Before he stopped coming home altogether, before he stopped coming home once or twice a week, and even further still, back before the triangle of our affection existed, we would park his car outside of the airport, lie on our backs on the hood and watch the planes depart and arrive. I would cup his hand in mine and did not thread fingers. In a moment, he’ll drop my hand. In a moment, he will sit up straight, drape his arms inside of himself, shift his ankles, create distance, a folding. Here is where I understand the difference between landing and perpetual falling. In these moments, I remember that I am falling, that I have not landed yet to where things are complicated and misleading. In the moments before I cup my hand into his, I lay my head on his chest. I’ve had dreams where I touch his chest and sometimes he has breasts. Sometimes, in my dreams, I touch Patrick’s breasts. Dear Patrick, you have the most beautiful breasts. He will fold so deeply into himself that I will forget we are in the same place at the same time. I will look at him desperately to understand. We always half-smile. We need to talk.

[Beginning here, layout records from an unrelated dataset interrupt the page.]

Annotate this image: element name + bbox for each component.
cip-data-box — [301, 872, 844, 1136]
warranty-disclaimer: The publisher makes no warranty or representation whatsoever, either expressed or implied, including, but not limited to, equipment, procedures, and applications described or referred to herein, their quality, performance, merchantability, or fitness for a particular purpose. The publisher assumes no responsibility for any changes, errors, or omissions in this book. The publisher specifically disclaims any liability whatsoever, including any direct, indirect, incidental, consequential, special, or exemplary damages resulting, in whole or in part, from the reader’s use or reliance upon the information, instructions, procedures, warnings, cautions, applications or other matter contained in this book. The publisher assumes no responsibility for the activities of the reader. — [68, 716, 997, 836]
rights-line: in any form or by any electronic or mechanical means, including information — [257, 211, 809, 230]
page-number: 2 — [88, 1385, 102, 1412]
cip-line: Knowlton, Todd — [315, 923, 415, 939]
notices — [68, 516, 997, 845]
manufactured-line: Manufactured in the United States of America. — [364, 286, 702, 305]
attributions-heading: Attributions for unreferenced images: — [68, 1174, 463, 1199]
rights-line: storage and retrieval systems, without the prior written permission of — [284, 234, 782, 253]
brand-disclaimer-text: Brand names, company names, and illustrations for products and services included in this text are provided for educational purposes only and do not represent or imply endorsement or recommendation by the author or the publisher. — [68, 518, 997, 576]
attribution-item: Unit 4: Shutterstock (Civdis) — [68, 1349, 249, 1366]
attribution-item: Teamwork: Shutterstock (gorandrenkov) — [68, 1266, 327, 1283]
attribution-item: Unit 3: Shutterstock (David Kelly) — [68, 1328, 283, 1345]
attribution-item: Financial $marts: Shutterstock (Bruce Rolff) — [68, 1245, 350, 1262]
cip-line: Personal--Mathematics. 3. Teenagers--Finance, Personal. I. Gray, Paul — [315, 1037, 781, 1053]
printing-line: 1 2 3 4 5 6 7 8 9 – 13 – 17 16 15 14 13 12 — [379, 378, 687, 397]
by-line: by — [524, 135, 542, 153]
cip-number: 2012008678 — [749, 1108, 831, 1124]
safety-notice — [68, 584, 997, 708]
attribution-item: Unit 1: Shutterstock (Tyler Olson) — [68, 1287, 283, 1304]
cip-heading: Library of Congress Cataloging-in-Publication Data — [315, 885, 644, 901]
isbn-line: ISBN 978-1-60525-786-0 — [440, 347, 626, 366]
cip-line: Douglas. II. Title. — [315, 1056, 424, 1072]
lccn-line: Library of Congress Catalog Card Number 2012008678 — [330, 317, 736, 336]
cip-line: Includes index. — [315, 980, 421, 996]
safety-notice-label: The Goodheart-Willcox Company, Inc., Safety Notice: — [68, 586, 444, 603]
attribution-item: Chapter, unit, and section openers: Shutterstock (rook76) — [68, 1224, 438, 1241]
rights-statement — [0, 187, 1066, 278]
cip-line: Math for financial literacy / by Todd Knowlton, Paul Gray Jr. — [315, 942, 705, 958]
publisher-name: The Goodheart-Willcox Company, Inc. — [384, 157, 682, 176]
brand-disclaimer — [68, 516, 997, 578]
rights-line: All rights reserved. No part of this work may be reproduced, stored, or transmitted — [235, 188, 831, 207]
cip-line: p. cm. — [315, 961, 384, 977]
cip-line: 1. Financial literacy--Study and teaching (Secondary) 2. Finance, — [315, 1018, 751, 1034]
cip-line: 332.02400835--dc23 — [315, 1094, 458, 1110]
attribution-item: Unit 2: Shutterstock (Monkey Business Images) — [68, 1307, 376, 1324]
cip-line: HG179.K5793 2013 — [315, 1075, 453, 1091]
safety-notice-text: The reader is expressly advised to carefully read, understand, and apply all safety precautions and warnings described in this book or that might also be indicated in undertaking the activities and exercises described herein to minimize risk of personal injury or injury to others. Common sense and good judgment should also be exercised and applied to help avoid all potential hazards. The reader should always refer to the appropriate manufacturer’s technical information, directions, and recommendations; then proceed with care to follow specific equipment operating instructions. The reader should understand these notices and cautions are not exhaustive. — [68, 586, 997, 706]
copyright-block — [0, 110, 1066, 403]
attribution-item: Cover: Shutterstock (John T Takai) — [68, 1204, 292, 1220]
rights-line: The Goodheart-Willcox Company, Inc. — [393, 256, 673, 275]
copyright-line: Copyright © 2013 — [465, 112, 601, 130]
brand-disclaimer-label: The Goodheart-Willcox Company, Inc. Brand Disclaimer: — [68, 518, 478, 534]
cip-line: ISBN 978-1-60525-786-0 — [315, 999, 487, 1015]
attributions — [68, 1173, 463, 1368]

Here, at the restaurant, within the erratic beats of the rain, he will explain to me once more about his triangular heart, about how there is room enough for everyone, how we shouldn’t be so limiting as to expect we go through life with just one person by our side. He needs A Man, Everyman, Any Man. How will these men deal with his large intestine hanging out? Tubes and tubes of guts, the shine of meat product, the pastel tones of springtime. Will they sew him up? I want to tell them its too late for that, that Patrick gets agitated with the stitches, pulls them out unless he’s sedated. Patrick doesn’t like to be put back together.
My mother says she will be alone the rest of her life. She says she never misses my father. She says you get used to being alone, to everything be silenced after awhile. She has voice recordings of my father on VHS tape that I find in her VCR in her bedroom. She told me long ago that she had them but claims she doesn’t listen to them. She claims she doesn’t even know where they are. When I press play, the screen is black: Do you love me, Bob? Only as far as I can throw you, Sandy. I rewind the sound-bite over and over again. That Patrick, she says as she falls asleep in her chair, is a keeper. You’ll never be alone. She falls asleep in her chair in the living room most nights, she hasn’t had to make her bed in a very long time. Get that thing out of my face, Sandy. It’s not like I’m going anywhere anytime soon.